Experiments compare ReLayout against a GPT‑4o‑based baseline and several state‑of‑the‑art layout‑generation or design‑generation models (e.g., VLC, Graphist, FlexDM, LaDeCo). Evaluation metrics include editing accuracy (mean absolute error of coordinates/dimensions), structure preservation (graph edit distance between original and edited relation graphs), visual quality (FID), and human user studies (5‑point Likert scale). ReLayout consistently outperforms baselines, achieving a 15‑20 % improvement in structure‑preservation scores and higher user satisfaction, especially regarding the maintenance of the original design intent. The authors also demonstrate extensions to language‑guided editing (natural‑language commands) and composite editing (multiple actions applied simultaneously), showing the framework’s flexibility.

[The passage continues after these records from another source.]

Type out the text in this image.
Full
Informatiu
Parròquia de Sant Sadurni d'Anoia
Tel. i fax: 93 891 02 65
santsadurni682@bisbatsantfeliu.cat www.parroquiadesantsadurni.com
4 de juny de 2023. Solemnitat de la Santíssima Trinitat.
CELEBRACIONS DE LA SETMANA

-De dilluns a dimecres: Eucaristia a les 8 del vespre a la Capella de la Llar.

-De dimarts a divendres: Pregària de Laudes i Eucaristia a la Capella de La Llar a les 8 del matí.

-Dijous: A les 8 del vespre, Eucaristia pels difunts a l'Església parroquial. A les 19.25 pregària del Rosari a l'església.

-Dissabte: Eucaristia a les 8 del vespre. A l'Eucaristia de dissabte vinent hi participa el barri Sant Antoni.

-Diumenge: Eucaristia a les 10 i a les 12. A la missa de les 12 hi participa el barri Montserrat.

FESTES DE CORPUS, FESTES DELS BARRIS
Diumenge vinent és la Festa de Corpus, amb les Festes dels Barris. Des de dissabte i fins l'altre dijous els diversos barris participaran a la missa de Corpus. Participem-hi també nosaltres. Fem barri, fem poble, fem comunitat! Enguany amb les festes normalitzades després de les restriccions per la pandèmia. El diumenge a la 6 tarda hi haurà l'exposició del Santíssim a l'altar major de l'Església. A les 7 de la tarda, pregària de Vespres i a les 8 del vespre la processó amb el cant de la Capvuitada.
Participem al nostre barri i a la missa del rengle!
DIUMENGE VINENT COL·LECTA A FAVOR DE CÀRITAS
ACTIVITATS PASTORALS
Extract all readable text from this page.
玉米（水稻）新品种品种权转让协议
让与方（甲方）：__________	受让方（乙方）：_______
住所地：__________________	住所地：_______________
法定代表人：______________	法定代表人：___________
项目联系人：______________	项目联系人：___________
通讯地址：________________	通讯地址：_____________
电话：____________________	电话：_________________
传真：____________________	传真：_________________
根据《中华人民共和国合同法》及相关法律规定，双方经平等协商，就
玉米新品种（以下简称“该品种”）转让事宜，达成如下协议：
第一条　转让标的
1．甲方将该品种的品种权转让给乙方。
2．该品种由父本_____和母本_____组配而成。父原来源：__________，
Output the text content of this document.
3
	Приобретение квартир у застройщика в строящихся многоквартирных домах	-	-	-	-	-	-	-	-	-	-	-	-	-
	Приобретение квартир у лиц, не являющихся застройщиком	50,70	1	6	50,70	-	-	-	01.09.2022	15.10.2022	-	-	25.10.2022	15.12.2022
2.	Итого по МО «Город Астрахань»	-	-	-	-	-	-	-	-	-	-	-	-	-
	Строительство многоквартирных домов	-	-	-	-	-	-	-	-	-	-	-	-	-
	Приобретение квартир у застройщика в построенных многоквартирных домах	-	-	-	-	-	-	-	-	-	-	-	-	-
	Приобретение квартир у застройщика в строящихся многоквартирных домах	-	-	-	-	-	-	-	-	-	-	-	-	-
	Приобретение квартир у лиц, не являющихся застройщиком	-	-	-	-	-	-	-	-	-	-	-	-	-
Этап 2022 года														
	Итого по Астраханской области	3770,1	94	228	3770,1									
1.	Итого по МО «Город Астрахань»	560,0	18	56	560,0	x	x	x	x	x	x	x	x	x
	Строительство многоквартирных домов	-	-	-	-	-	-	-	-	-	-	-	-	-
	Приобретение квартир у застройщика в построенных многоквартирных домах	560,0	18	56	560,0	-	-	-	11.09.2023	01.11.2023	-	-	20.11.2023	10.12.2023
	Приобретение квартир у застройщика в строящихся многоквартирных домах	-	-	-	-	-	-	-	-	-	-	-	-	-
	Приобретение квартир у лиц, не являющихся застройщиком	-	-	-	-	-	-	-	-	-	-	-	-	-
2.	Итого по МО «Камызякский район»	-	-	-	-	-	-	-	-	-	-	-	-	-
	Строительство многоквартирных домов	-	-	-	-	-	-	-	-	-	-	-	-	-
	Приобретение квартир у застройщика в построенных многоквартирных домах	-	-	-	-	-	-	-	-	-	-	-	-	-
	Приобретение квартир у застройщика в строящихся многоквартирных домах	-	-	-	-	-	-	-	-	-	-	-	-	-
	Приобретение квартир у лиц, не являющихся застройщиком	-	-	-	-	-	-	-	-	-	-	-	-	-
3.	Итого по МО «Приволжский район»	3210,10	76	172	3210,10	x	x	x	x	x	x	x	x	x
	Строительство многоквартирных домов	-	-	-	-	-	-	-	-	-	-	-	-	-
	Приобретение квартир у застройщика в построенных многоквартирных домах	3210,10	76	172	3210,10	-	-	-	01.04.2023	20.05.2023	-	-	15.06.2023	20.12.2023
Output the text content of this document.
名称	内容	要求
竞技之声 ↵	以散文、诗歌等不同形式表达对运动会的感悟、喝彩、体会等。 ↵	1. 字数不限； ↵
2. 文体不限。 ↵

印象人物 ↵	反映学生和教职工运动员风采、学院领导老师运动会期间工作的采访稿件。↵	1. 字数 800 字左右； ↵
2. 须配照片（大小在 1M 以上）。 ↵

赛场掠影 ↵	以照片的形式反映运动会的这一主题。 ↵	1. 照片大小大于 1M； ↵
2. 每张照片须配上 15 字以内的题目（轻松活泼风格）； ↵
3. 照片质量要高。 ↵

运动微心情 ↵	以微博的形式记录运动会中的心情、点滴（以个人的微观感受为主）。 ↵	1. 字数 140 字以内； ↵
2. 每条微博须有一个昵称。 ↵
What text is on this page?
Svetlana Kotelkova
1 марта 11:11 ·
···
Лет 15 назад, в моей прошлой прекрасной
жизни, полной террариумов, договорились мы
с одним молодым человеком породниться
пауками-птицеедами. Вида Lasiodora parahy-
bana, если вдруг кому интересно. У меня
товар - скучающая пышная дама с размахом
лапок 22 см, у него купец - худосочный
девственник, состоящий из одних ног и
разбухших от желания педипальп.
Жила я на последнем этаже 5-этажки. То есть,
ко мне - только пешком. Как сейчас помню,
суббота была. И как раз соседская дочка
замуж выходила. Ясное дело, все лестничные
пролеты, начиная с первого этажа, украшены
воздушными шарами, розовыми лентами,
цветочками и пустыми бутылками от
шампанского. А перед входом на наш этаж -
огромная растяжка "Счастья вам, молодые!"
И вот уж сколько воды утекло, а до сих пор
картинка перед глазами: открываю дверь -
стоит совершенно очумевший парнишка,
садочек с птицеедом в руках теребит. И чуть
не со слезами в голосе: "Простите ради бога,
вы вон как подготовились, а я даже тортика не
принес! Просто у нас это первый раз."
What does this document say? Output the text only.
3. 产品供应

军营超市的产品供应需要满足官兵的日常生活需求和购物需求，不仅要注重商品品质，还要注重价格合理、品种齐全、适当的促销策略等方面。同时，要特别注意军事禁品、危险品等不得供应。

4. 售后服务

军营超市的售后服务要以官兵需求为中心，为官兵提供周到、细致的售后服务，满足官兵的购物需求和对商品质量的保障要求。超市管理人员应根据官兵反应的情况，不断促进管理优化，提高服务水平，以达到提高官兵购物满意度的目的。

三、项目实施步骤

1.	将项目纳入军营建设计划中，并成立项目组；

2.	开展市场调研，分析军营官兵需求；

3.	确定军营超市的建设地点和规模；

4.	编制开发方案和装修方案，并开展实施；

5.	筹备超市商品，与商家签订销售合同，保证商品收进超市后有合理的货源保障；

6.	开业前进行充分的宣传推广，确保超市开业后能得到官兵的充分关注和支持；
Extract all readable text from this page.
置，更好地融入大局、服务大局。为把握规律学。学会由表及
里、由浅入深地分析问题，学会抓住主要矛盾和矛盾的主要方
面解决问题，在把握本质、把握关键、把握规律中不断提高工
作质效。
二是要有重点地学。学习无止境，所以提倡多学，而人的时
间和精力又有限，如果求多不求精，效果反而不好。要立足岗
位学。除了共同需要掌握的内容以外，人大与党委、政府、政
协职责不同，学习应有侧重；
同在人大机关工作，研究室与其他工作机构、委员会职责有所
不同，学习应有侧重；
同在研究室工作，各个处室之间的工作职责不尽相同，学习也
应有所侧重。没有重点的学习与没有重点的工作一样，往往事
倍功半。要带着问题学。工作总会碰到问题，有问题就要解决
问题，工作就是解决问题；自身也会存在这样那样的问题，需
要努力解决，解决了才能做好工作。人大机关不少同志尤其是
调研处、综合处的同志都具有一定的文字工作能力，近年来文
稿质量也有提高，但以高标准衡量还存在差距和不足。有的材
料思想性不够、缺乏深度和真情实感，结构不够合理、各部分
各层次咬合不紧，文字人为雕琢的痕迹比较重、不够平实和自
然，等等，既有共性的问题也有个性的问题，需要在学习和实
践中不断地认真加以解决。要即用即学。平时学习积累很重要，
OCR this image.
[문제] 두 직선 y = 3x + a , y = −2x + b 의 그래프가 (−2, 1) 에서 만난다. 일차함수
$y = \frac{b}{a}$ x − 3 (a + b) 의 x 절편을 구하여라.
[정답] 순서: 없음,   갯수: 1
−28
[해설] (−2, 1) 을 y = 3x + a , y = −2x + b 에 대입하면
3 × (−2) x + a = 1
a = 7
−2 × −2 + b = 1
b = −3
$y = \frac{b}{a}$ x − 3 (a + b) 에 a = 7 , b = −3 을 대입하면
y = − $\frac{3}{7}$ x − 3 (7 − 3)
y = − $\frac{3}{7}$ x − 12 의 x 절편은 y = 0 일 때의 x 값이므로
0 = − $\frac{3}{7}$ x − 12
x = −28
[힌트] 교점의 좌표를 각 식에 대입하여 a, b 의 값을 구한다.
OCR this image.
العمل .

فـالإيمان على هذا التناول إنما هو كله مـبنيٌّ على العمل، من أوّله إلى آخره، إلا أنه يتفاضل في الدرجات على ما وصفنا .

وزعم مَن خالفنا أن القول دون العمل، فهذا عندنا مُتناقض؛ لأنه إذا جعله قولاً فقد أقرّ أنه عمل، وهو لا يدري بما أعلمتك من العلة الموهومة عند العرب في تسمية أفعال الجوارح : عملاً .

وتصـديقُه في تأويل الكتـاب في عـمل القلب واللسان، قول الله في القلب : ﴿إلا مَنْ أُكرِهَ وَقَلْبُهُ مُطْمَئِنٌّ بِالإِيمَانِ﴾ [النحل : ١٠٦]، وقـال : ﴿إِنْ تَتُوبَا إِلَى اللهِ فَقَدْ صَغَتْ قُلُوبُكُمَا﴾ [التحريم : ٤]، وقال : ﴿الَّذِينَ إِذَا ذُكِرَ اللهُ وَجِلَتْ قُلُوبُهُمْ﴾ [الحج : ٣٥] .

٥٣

Key contributions are: (1) defining the design layout editing problem and a standardized operation format; (2) introducing a relation‑graph constraint to enforce layout structure; (3) devising a self‑supervised reconstruction objective that eliminates the need for costly triplet datasets; (4) leveraging a multimodal LLM to build a single model that handles multiple editing actions. Limitations include reliance on heuristic rules for relationship extraction, focus on only image and text modalities, and lack of support for more complex vector graphics or style attributes. Future work may replace heuristics with learned relationship detectors and broaden the attribute space (colors, effects, layers).
In summary, ReLayout presents a novel, data‑efficient solution for automated design layout editing. By coupling explicit structural constraints with a versatile multimodal language model, it achieves high‑quality, accurate edits while preserving the spatial coherence of the original design, opening new possibilities for rapid prototyping, UI/UX automation, and large‑scale graphic design pipelines.